Midas’ digital ecosystem protects investors from the extreme risks of the DeFi market. It integrates with Fireblocks, a highly-secured crypto custody transfer platform. 95% investor deposits are connected to Fireblocks. Fireblocks provides digital security that is commercial-grade for stored custody assets. It also automates many processes such as the YAP monthly rebalancing.
Midas’ platform is dependent on MIDAS tokens. This token is designed to offer investors utility by providing additional yield (or “boosted”) on their investments. Investors can increase the APY of any asset by choosing to receive payouts as MIDAS tokens. Investors can turn this feature on or off at their discretion.
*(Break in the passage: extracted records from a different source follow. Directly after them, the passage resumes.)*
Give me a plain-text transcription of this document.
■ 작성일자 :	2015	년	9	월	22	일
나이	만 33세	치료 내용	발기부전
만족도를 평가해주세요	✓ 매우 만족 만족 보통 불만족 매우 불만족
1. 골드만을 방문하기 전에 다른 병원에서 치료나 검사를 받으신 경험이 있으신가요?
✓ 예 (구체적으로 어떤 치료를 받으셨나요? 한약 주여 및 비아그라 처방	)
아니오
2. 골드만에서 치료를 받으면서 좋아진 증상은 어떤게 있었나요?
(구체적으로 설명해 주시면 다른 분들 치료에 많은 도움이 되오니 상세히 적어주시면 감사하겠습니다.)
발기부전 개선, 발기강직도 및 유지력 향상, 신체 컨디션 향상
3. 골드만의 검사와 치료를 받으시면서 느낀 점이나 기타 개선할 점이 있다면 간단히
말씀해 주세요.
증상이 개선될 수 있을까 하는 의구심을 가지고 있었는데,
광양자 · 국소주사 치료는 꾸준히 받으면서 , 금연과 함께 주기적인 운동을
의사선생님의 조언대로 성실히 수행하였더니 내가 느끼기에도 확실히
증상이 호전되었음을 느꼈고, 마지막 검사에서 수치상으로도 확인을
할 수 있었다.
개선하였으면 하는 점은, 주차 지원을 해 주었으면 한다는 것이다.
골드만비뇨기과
MIDAS tokens can be swapped at anytime (no holding periods).
MIDAS is subject to weekly buybacks by the management team. Some of these may be used to provide liquidity to existing or new liquidity pools. This will strengthen markets and allow for new opportunities on new platforms. MIDAS can also be used to open liquidity for new farming options or stake options, which raises awareness of Midas.
Midas has repurchased over 64k MIDAS on the open market. Nearly $5 million of MIDAS is held as liquidity on decentralized markets. The MIDAS token is based on the Fantom network, which has a total supply 5 million. Currently, there are 2.8 million.
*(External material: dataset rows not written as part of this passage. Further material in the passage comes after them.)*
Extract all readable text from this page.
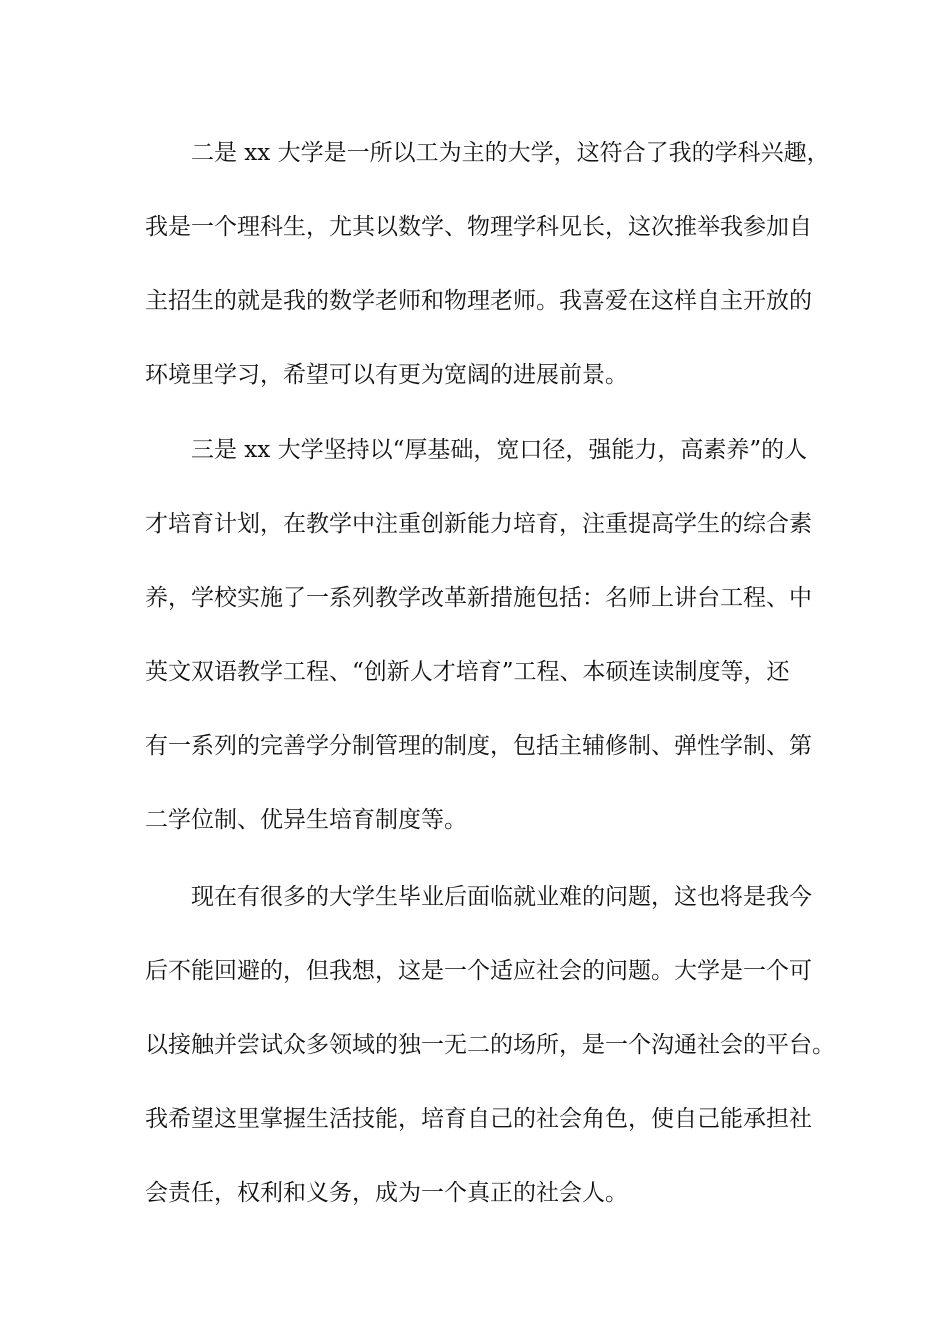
二是 xx 大学是一所以工为主的大学，这符合了我的学科兴趣，
我是一个理科生，尤其以数学、物理学科见长，这次推举我参加自
主招生的就是我的数学老师和物理老师。我喜爱在这样自主开放的
环境里学习，希望可以有更为宽阔的进展前景。
三是 xx 大学坚持以“厚基础，宽口径，强能力，高素养”的人
才培育计划，在教学中注重创新能力培育，注重提高学生的综合素
养，学校实施了一系列教学改革新措施包括：名师上讲台工程、中
英文双语教学工程、“创新人才培育”工程、本硕连读制度等，还
有一系列的完善学分制管理的制度，包括主辅修制、弹性学制、第
二学位制、优异生培育制度等。
现在有很多的大学生毕业后面临就业难的问题，这也将是我今
后不能回避的，但我想，这是一个适应社会的问题。大学是一个可
以接触并尝试众多领域的独一无二的场所，是一个沟通社会的平台。
我希望这里掌握生活技能，培育自己的社会角色，使自己能承担社
会责任，权利和义务，成为一个真正的社会人。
Marla Brooks – Financial Analysis
My name is Marla Brooks, and I am the mainstream behind the”observednews.com” for the powerful and most delicate insights into the latest activities in the financial analysis category. I started my journey as an independent financial consultant. I had approximately nine years of experience in this field. I am free soul so; my passion for exploring the world has taken me to the nations across the globe and given me the chance to report for a portion of the best news associations. Currently, I am a full-time editor as experienced in finance and started to use my abilities.